9. Steuerliche Auswirkungen
Nach § 5 Abs. 2 EStG besteht für selbstgeschaffene immaterielle Vermögensgegenstände des Anlagevermögens ein Aktivierungsverbot. Dieses Aktivierungsverbot ging bislang für bilanzierende Kaufleute ins Leere, da die Aktivierung dieser Vermögensgegenstände in der Handelsbilanz nach § 248 Abs. 2 HGB ausgeschlossen ist und daher nach § 5 Abs. 1 S. 1 EStG eine Aktivierung auch in der Steuerbilanz ausscheidet. Mit der geplanten Änderung des § 248 HGB-E wäre der § 5 Abs. 2 EStG nunmehr eine wichtige Vorschrift zu Vermeidung von steuerlichen Nachteilen. Die in der Handelsbilanz aktivierten immateriellen Vermögensgegenstände sind grundsätzlich nach § 5 Abs. 1 S. 1 EStG in die Steuerbilanz zu übernehmen. § 5 Abs. 2 EStG verbietet aber in diesem Fall den Ansatz in der Steuerbilanz (Durchbrechung der Maßgeblichkeit). Die Aktivierung der selbstgeschaffenen immateriellen Vermögenswerte in der Handelsbilanz löst somit keine Steuerbelastung aus.

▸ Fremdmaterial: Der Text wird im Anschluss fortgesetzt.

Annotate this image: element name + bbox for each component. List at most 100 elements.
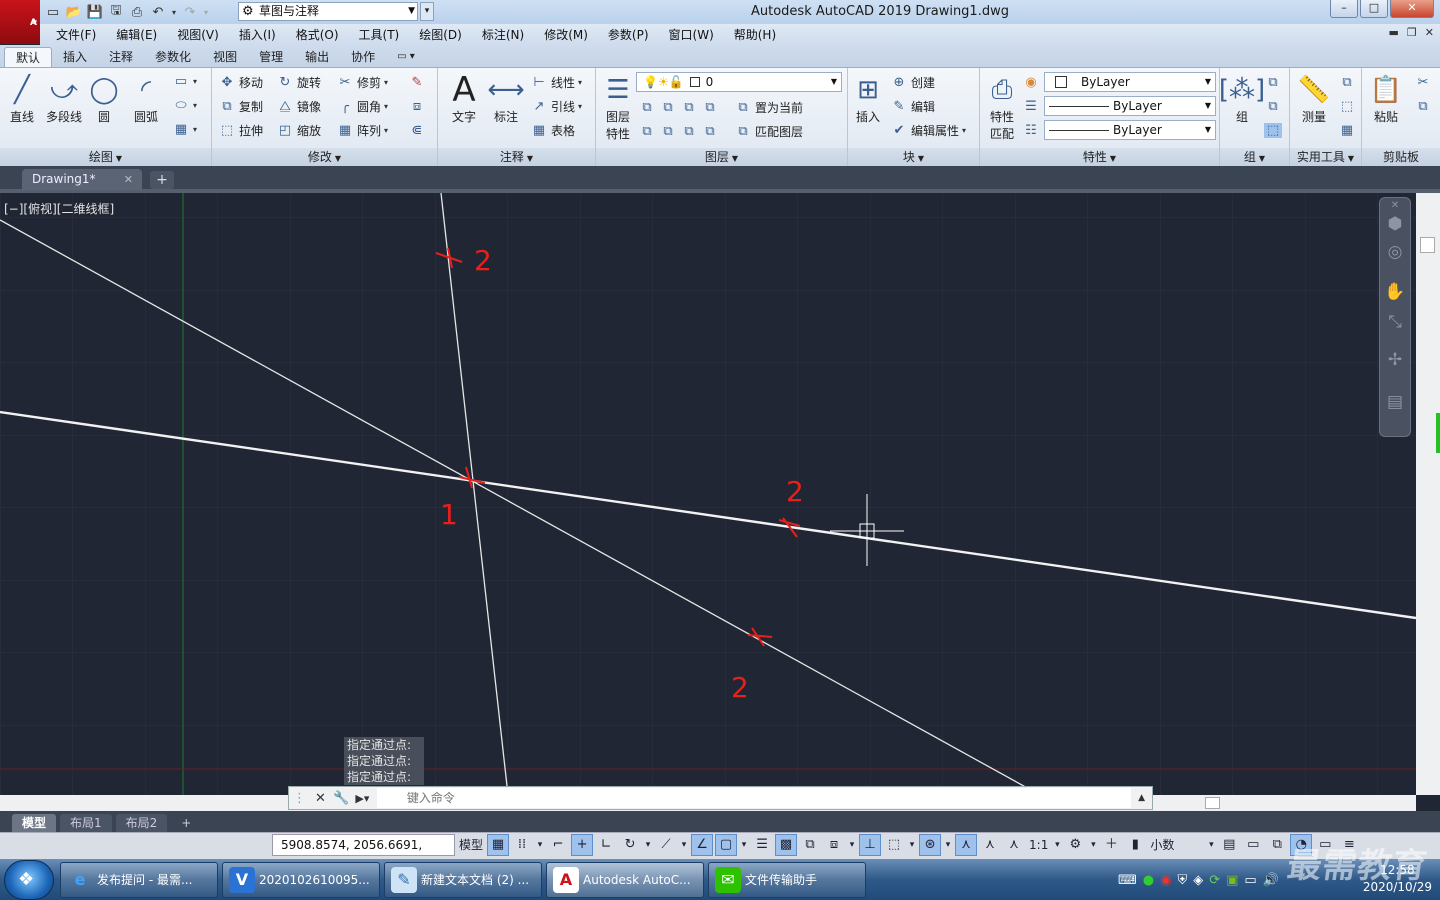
- copy-button[interactable]: ⧉ 复制: [218, 95, 263, 117]
- viewcube-icon[interactable]: ⬢: [1380, 214, 1410, 234]
- vertical-scrollbar[interactable]: [1416, 193, 1440, 795]
- fillet-button[interactable]: ╭ 圆角 ▾: [336, 95, 388, 117]
- object-snap-tracking-icon[interactable]: ∠: [691, 834, 714, 856]
- selection-cycling-icon[interactable]: ⧉: [799, 834, 821, 856]
- tab-output[interactable]: 输出: [294, 47, 340, 67]
- menu-draw[interactable]: 绘图(D): [409, 25, 472, 45]
- save-as-icon[interactable]: 🖫: [107, 3, 125, 21]
- layer-dropdown[interactable]: 💡☀🔓 0 ▼: [636, 72, 842, 92]
- viewport-controls[interactable]: [−][俯视][二维线框]: [4, 200, 114, 217]
- drawing-canvas[interactable]: 2 1 2 2: [0, 193, 1416, 795]
- command-prompt-icon[interactable]: ▶▾: [352, 792, 373, 805]
- panel-annotation-title[interactable]: 注释 ▼: [438, 148, 595, 167]
- trim-button[interactable]: ✂ 修剪 ▾: [336, 71, 388, 93]
- customize-qat-button[interactable]: ▾: [420, 2, 434, 21]
- volume-icon[interactable]: 🔊: [1263, 873, 1279, 888]
- erase-button[interactable]: ✎: [408, 71, 426, 93]
- tab-model[interactable]: 模型: [12, 814, 57, 832]
- steering-wheel-icon[interactable]: ◎: [1380, 242, 1410, 262]
- showmotion-icon[interactable]: ▤: [1380, 392, 1410, 412]
- scale-button[interactable]: ◰ 缩放: [276, 119, 321, 141]
- leader-button[interactable]: ↗ 引线 ▾: [530, 95, 582, 117]
- close-icon[interactable]: ✕: [1380, 200, 1410, 211]
- panel-properties-title[interactable]: 特性 ▼: [980, 148, 1219, 167]
- move-button[interactable]: ✥ 移动: [218, 71, 263, 93]
- object-snap-icon[interactable]: ▢: [715, 834, 738, 856]
- dynamic-ucs-icon[interactable]: ⊥: [859, 834, 882, 856]
- close-icon[interactable]: ✕: [310, 791, 331, 806]
- tab-view[interactable]: 视图: [202, 47, 248, 67]
- taskbar-item-video[interactable]: V 2020102610095...: [222, 862, 380, 898]
- table-button[interactable]: ▦ 表格: [530, 119, 575, 141]
- create-block-button[interactable]: ⊕ 创建: [890, 71, 935, 93]
- layer-on-icon[interactable]: ⧉: [638, 124, 656, 139]
- lineweight-icon[interactable]: ☰: [1022, 95, 1040, 117]
- menu-modify[interactable]: 修改(M): [534, 25, 598, 45]
- taskbar-item-wechat[interactable]: ✉ 文件传输助手: [708, 862, 866, 898]
- tab-annotate[interactable]: 注释: [98, 47, 144, 67]
- array-button[interactable]: ▦ 阵列 ▾: [336, 119, 388, 141]
- lineweight-display-icon[interactable]: ☰: [751, 834, 773, 856]
- auto-scale-icon[interactable]: ⋏: [979, 834, 1001, 856]
- chevron-down-icon[interactable]: ▾: [535, 834, 545, 856]
- measure-button[interactable]: 📏 测量: [1294, 72, 1334, 125]
- grid-icon[interactable]: ▦: [487, 834, 510, 856]
- add-layout-button[interactable]: +: [171, 814, 201, 832]
- menu-insert[interactable]: 插入(I): [229, 25, 286, 45]
- print-icon[interactable]: ⎙: [128, 3, 146, 21]
- tab-home[interactable]: 默认: [4, 47, 53, 67]
- polar-tracking-icon[interactable]: ↻: [619, 834, 641, 856]
- layer-properties-button[interactable]: ☰ 图层 特性: [598, 72, 638, 142]
- grip-icon[interactable]: ⋮: [289, 791, 310, 806]
- transparency-icon[interactable]: ▩: [775, 834, 798, 856]
- chevron-down-icon[interactable]: ▾: [907, 834, 917, 856]
- annotation-scale-value[interactable]: 1:1: [1027, 834, 1050, 856]
- layer-unisolate-icon[interactable]: ⧉: [659, 124, 677, 139]
- offset-button[interactable]: ⋐: [408, 119, 426, 141]
- chevron-down-icon[interactable]: ▾: [1052, 834, 1062, 856]
- calculator-icon[interactable]: ▦: [1338, 119, 1356, 141]
- maximize-button[interactable]: □: [1360, 0, 1388, 18]
- tab-manage[interactable]: 管理: [248, 47, 294, 67]
- menu-help[interactable]: 帮助(H): [724, 25, 786, 45]
- layer-isolate-icon[interactable]: ⧉: [659, 100, 677, 115]
- arc-button[interactable]: ◜ 圆弧: [126, 72, 166, 125]
- color-dropdown[interactable]: ByLayer ▼: [1044, 72, 1216, 92]
- menu-window[interactable]: 窗口(W): [659, 25, 724, 45]
- menu-tools[interactable]: 工具(T): [349, 25, 410, 45]
- mirror-button[interactable]: ⧋ 镜像: [276, 95, 321, 117]
- isolate-objects-icon[interactable]: ⧉: [1266, 834, 1288, 856]
- menu-edit[interactable]: 编辑(E): [106, 25, 167, 45]
- rotate-button[interactable]: ↻ 旋转: [276, 71, 321, 93]
- linetype-dropdown[interactable]: ByLayer ▼: [1044, 96, 1216, 116]
- lock-ui-icon[interactable]: ▭: [1242, 834, 1264, 856]
- group-select-icon[interactable]: ⬚: [1264, 119, 1282, 141]
- keyboard-icon[interactable]: ⌨: [1118, 873, 1137, 888]
- taskbar-item-autocad[interactable]: A Autodesk AutoC...: [546, 862, 704, 898]
- text-button[interactable]: A 文字: [444, 70, 484, 125]
- close-button[interactable]: ✕: [1390, 0, 1434, 18]
- new-tab-button[interactable]: +: [150, 171, 174, 189]
- infer-constraints-icon[interactable]: ⌐: [547, 834, 569, 856]
- match-properties-button[interactable]: ⎙ 特性 匹配: [982, 72, 1022, 142]
- chevron-down-icon[interactable]: ▾: [943, 834, 953, 856]
- copy-clip-icon[interactable]: ⧉: [1414, 95, 1432, 117]
- annotation-visibility-icon[interactable]: ⋏: [955, 834, 978, 856]
- tab-layout2[interactable]: 布局2: [115, 814, 168, 832]
- application-menu-button[interactable]: A ▾: [0, 0, 40, 44]
- linetype-icon[interactable]: ☷: [1022, 119, 1040, 141]
- undo-icon[interactable]: ↶: [149, 3, 167, 21]
- panel-group-title[interactable]: 组 ▼: [1220, 148, 1289, 167]
- doc-close-icon[interactable]: ✕: [1425, 26, 1434, 39]
- sync-icon[interactable]: ⟳: [1209, 873, 1220, 888]
- tab-layout1[interactable]: 布局1: [60, 814, 112, 832]
- panel-block-title[interactable]: 块 ▼: [848, 148, 979, 167]
- chevron-down-icon[interactable]: ▾: [1088, 834, 1098, 856]
- explode-button[interactable]: ⧈: [408, 95, 426, 117]
- group-button[interactable]: [⁂] 组: [1219, 72, 1265, 125]
- match-layer-button[interactable]: ⧉ 匹配图层: [734, 120, 803, 142]
- chevron-down-icon[interactable]: ▾: [739, 834, 749, 856]
- lineweight-dropdown[interactable]: ByLayer ▼: [1044, 120, 1216, 140]
- nvidia-icon[interactable]: ▣: [1226, 873, 1238, 888]
- close-icon[interactable]: ✕: [124, 169, 133, 190]
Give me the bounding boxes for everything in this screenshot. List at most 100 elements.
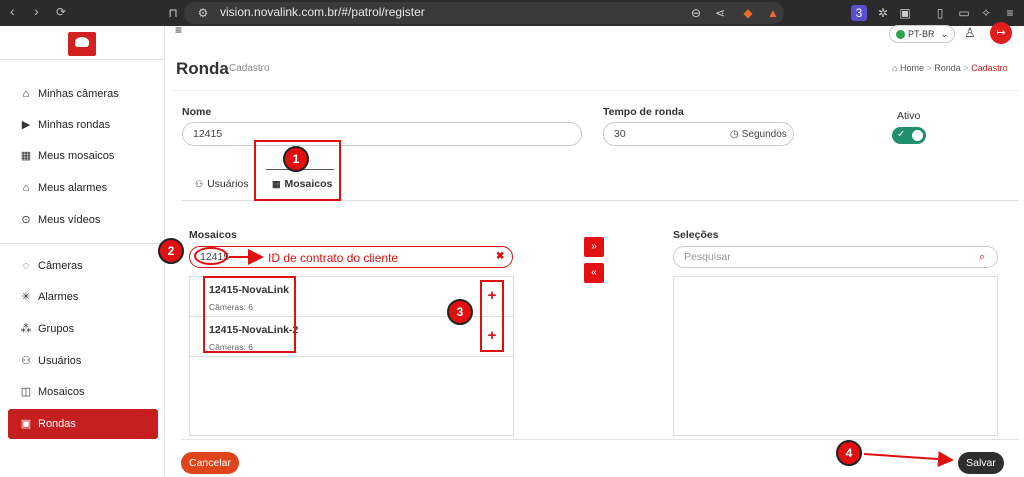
share-icon[interactable]: ⋖ xyxy=(712,5,728,21)
sidebar-divider xyxy=(0,243,165,244)
clock-icon: ◷ xyxy=(730,128,739,140)
name-label: Nome xyxy=(182,106,212,118)
sidebar-item-meus-alarmes[interactable]: ⌂ Meus alarmes xyxy=(8,173,158,203)
sidebar-item-label: Rondas xyxy=(38,418,76,430)
breadcrumb-separator: > xyxy=(963,63,969,73)
play-circle-icon: ⊙ xyxy=(21,214,31,226)
annotation-box-add xyxy=(480,280,504,352)
sidebar-item-label: Grupos xyxy=(38,323,75,335)
clear-icon[interactable]: ✖ xyxy=(496,251,504,262)
puzzle-icon[interactable]: ✲ xyxy=(875,5,891,21)
group-icon: ⁂ xyxy=(20,323,32,335)
annotation-note: ID de contrato do cliente xyxy=(268,251,399,265)
sidebar-item-grupos[interactable]: ⁂ Grupos xyxy=(8,314,158,344)
page-title: Ronda xyxy=(176,59,229,78)
users-icon: ⚇ xyxy=(195,178,204,189)
active-toggle[interactable]: ✓ xyxy=(892,127,926,144)
annotation-box-items xyxy=(203,276,296,353)
language-selector[interactable]: PT-BR ⌄ xyxy=(889,25,955,43)
reload-icon[interactable]: ⟳ xyxy=(56,5,66,19)
annotation-ellipse xyxy=(194,247,228,265)
save-button[interactable]: Salvar xyxy=(958,452,1004,474)
camera-icon: ◌ xyxy=(22,260,30,272)
annotation-marker-2: 2 xyxy=(158,238,184,264)
sidebar-item-rondas[interactable]: ▣ Rondas xyxy=(8,409,158,439)
tab-label: Usuários xyxy=(207,178,249,190)
active-label: Ativo xyxy=(897,110,921,122)
zoom-icon[interactable]: ⊖ xyxy=(688,5,704,21)
sidebar-item-label: Alarmes xyxy=(38,291,79,303)
chevron-down-icon: ⌄ xyxy=(940,28,949,39)
page-subtitle: Cadastro xyxy=(229,63,270,74)
time-unit: ◷ Segundos xyxy=(722,122,794,146)
wallet-icon[interactable]: ▭ xyxy=(956,5,972,21)
grid-icon: ▦ xyxy=(20,150,32,162)
selecoes-search-input[interactable]: Pesquisar xyxy=(673,246,998,268)
breadcrumb-separator: > xyxy=(926,63,932,73)
sidebar-item-minhas-rondas[interactable]: ▶ Minhas rondas xyxy=(8,110,158,140)
menu-icon[interactable]: ≡ xyxy=(1002,5,1018,21)
move-left-button[interactable]: « xyxy=(584,263,604,283)
back-icon[interactable]: ‹ xyxy=(10,3,15,19)
brave-shield-icon[interactable]: ◆ xyxy=(740,5,756,21)
mosaic-icon: ◫ xyxy=(20,386,32,398)
sidebar-item-label: Meus alarmes xyxy=(38,182,108,194)
browser-toolbar: ‹ › ⟳ ⊓ ⚙ vision.novalink.com.br/#/patro… xyxy=(0,0,1024,26)
sidebar-item-label: Câmeras xyxy=(38,260,83,272)
mosaicos-label: Mosaicos xyxy=(189,229,237,241)
cancel-button[interactable]: Cancelar xyxy=(181,452,239,474)
annotation-marker-1: 1 xyxy=(283,146,309,172)
breadcrumb-section[interactable]: Ronda xyxy=(934,63,961,73)
sidebar-item-cameras[interactable]: ◌ Câmeras xyxy=(8,251,158,281)
sidebar-item-minhas-cameras[interactable]: ⌂ Minhas câmeras xyxy=(8,79,158,109)
sidebar-item-label: Meus mosaicos xyxy=(38,150,115,162)
home-icon: ⌂ xyxy=(22,88,30,100)
extension-icon[interactable]: 3 xyxy=(851,5,867,21)
sidebar-item-label: Mosaicos xyxy=(38,386,85,398)
sidebar-toggle-icon[interactable]: ▯ xyxy=(932,5,948,21)
logout-icon[interactable]: ↦ xyxy=(990,22,1012,44)
time-unit-label: Segundos xyxy=(741,128,787,140)
breadcrumb-current: Cadastro xyxy=(971,63,1008,73)
url-text[interactable]: vision.novalink.com.br/#/patrol/register xyxy=(220,5,425,19)
check-icon: ✓ xyxy=(897,129,906,140)
flag-icon xyxy=(896,29,905,39)
breadcrumb: ⌂ Home > Ronda > Cadastro xyxy=(892,63,1008,73)
sidebar-item-mosaicos[interactable]: ◫ Mosaicos xyxy=(8,377,158,407)
site-info-icon[interactable]: ⚙ xyxy=(195,5,211,21)
annotation-marker-3: 3 xyxy=(447,299,473,325)
selecoes-list xyxy=(673,276,998,436)
time-input[interactable]: 30 xyxy=(603,122,723,146)
search-icon[interactable]: ⌕ xyxy=(979,251,985,264)
tab-usuarios[interactable]: ⚇ Usuários xyxy=(195,178,249,190)
sidebar-item-label: Minhas rondas xyxy=(38,119,111,131)
sidebar-item-label: Minhas câmeras xyxy=(38,88,119,100)
users-icon: ⚇ xyxy=(21,355,31,367)
home-icon: ⌂ xyxy=(892,63,898,73)
sidebar-item-meus-videos[interactable]: ⊙ Meus vídeos xyxy=(8,205,158,235)
annotation-marker-4: 4 xyxy=(836,440,862,466)
sidebar-item-usuarios[interactable]: ⚇ Usuários xyxy=(8,346,158,376)
breadcrumb-home[interactable]: Home xyxy=(900,63,924,73)
time-label: Tempo de ronda xyxy=(603,106,684,118)
patrol-icon: ▣ xyxy=(20,418,32,430)
sidebar-item-alarmes[interactable]: ✳ Alarmes xyxy=(8,282,158,312)
leo-icon[interactable]: ✧ xyxy=(978,5,994,21)
sidebar-item-label: Usuários xyxy=(38,355,82,367)
bookmark-icon[interactable]: ⊓ xyxy=(165,5,181,21)
brave-rewards-icon[interactable]: ▲ xyxy=(765,5,781,21)
sidebar-divider xyxy=(0,59,165,60)
hamburger-icon[interactable]: ≡ xyxy=(175,23,182,37)
language-label: PT-BR xyxy=(908,29,935,39)
footer-divider xyxy=(182,439,1018,440)
selecoes-label: Seleções xyxy=(673,229,719,241)
user-icon[interactable]: ♙ xyxy=(964,25,976,41)
name-input[interactable]: 12415 xyxy=(182,122,582,146)
forward-icon[interactable]: › xyxy=(34,3,39,19)
alarm-icon: ⌂ xyxy=(22,182,30,194)
brand-logo[interactable] xyxy=(68,32,96,56)
screenshot-icon[interactable]: ▣ xyxy=(897,5,913,21)
sidebar-item-meus-mosaicos[interactable]: ▦ Meus mosaicos xyxy=(8,141,158,171)
siren-icon: ✳ xyxy=(21,291,31,303)
move-right-button[interactable]: » xyxy=(584,237,604,257)
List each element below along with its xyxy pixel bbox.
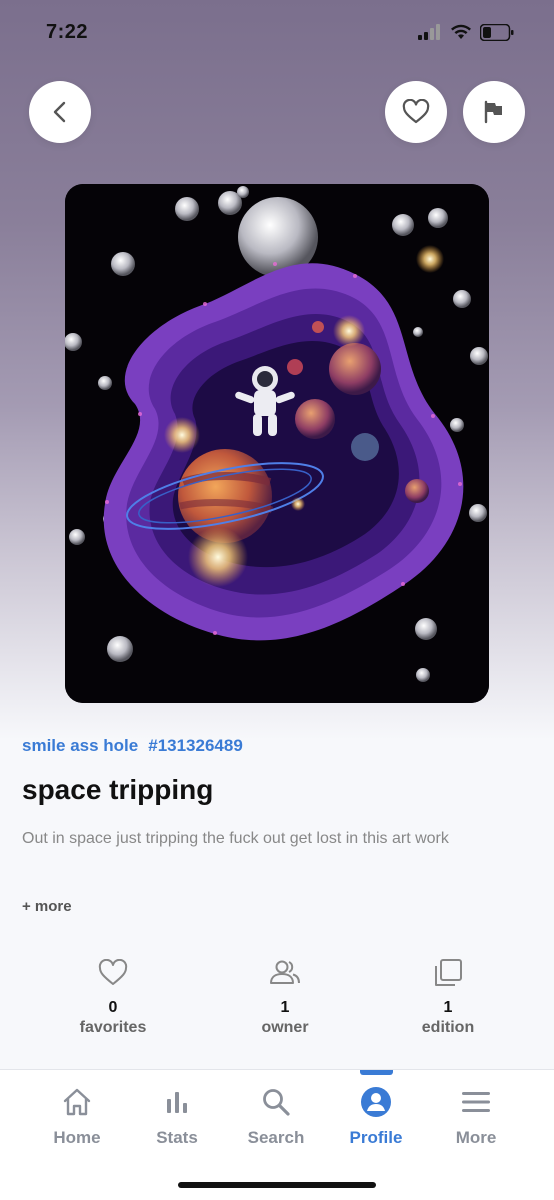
tab-stats-label: Stats [156,1128,198,1147]
status-icons [418,23,514,41]
favorites-count: 0 [108,999,118,1016]
creator-line: smile ass hole #131326489 [22,736,542,756]
tab-home[interactable]: Home [27,1084,127,1148]
active-tab-indicator [360,1070,393,1075]
favorites-label: favorites [79,1019,147,1036]
home-icon [63,1088,91,1116]
tab-search-label: Search [247,1128,305,1147]
report-button[interactable] [463,81,525,143]
tab-search[interactable]: Search [226,1084,326,1148]
search-icon [263,1089,290,1116]
bottom-tab-bar: Home Stats Search Profile More [0,1069,554,1200]
signal-icon [418,24,440,40]
tab-more[interactable]: More [426,1084,526,1148]
tab-profile-label: Profile [349,1128,403,1147]
battery-icon [480,23,514,41]
tab-profile[interactable]: Profile [326,1084,426,1148]
stat-owner[interactable]: 1 owner [225,955,345,1037]
chevron-left-icon [53,101,66,123]
bar-chart-icon [167,1092,187,1113]
stat-edition[interactable]: 1 edition [388,955,508,1037]
flag-icon [484,100,502,124]
edition-label: edition [421,1019,475,1036]
artwork-description: Out in space just tripping the fuck out … [22,830,449,847]
tab-more-label: More [455,1128,497,1147]
profile-icon [361,1087,391,1117]
space-artwork-image [65,184,489,703]
creator-name-link[interactable]: smile ass hole [22,736,138,756]
wifi-icon [451,24,471,39]
copies-icon [435,959,462,986]
edition-count: 1 [443,999,453,1016]
owner-label: owner [261,1019,309,1036]
artwork-title: space tripping [22,774,214,805]
nft-info: smile ass hole #131326489 space tripping… [22,736,542,915]
favorite-button[interactable] [385,81,447,143]
people-icon [270,960,300,984]
menu-icon [462,1092,490,1112]
tab-stats[interactable]: Stats [127,1084,227,1148]
stat-favorites[interactable]: 0 favorites [53,955,173,1037]
home-indicator [178,1182,376,1188]
status-bar: 7:22 [0,0,554,64]
more-link[interactable]: + more [22,898,542,915]
token-id-link[interactable]: #131326489 [148,736,243,756]
stats-row: 0 favorites 1 owner 1 edition [0,955,554,1055]
heart-icon [98,959,128,985]
artwork-image[interactable] [65,184,489,703]
back-button[interactable] [29,81,91,143]
status-time: 7:22 [46,20,89,43]
tab-home-label: Home [53,1128,101,1147]
heart-outline-icon [402,99,430,124]
owner-count: 1 [280,999,290,1016]
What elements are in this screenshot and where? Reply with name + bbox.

Der handelsrechtliche Ansatz der immateriellen Vermögenswerte wird zukünftig höher sein als der Ansatz in der Steuerbilanz. Da es sich um eine vorübergehende Abweichung handelt, ist eine passive latente Steuer in der Handelsbilanz zu berücksichtigen.
10. Fazit
Mit der Aktivierung selbstgeschaffener immaterieller Vermögensgegenstände des Anlagevermögens verabschiedet sich der Gesetzgeber in einem wesentlichen Punkt von der bisherigen strengen Gläubigerschutz-ausrichtung. Der Informationsgehalt aus betriebswirtschaftlicher Sicht wird durch die Aktivierung und vor allem durch die periodengerechtere Verteilung der Herstellungskosten unzweifelhaft verbessert. Auf der anderen Seite ergeben sich bei einem Vergleich mit der bisherigen Rechnungslegung erhebliche Auswirkungen auf die Darstellung der Vermögens- und Ertragslage der Unternehmen. Der erfahrene Bilanzleser bzw. Analysten werden diese Effekte bei ihrer Beurteilung der Unternehmen im Zeitablauf berücksichtigen. Bei anderen Adressaten des Jahresabschlusses besteht das Risiko, dass diese Schlüsse nicht gezogen werden.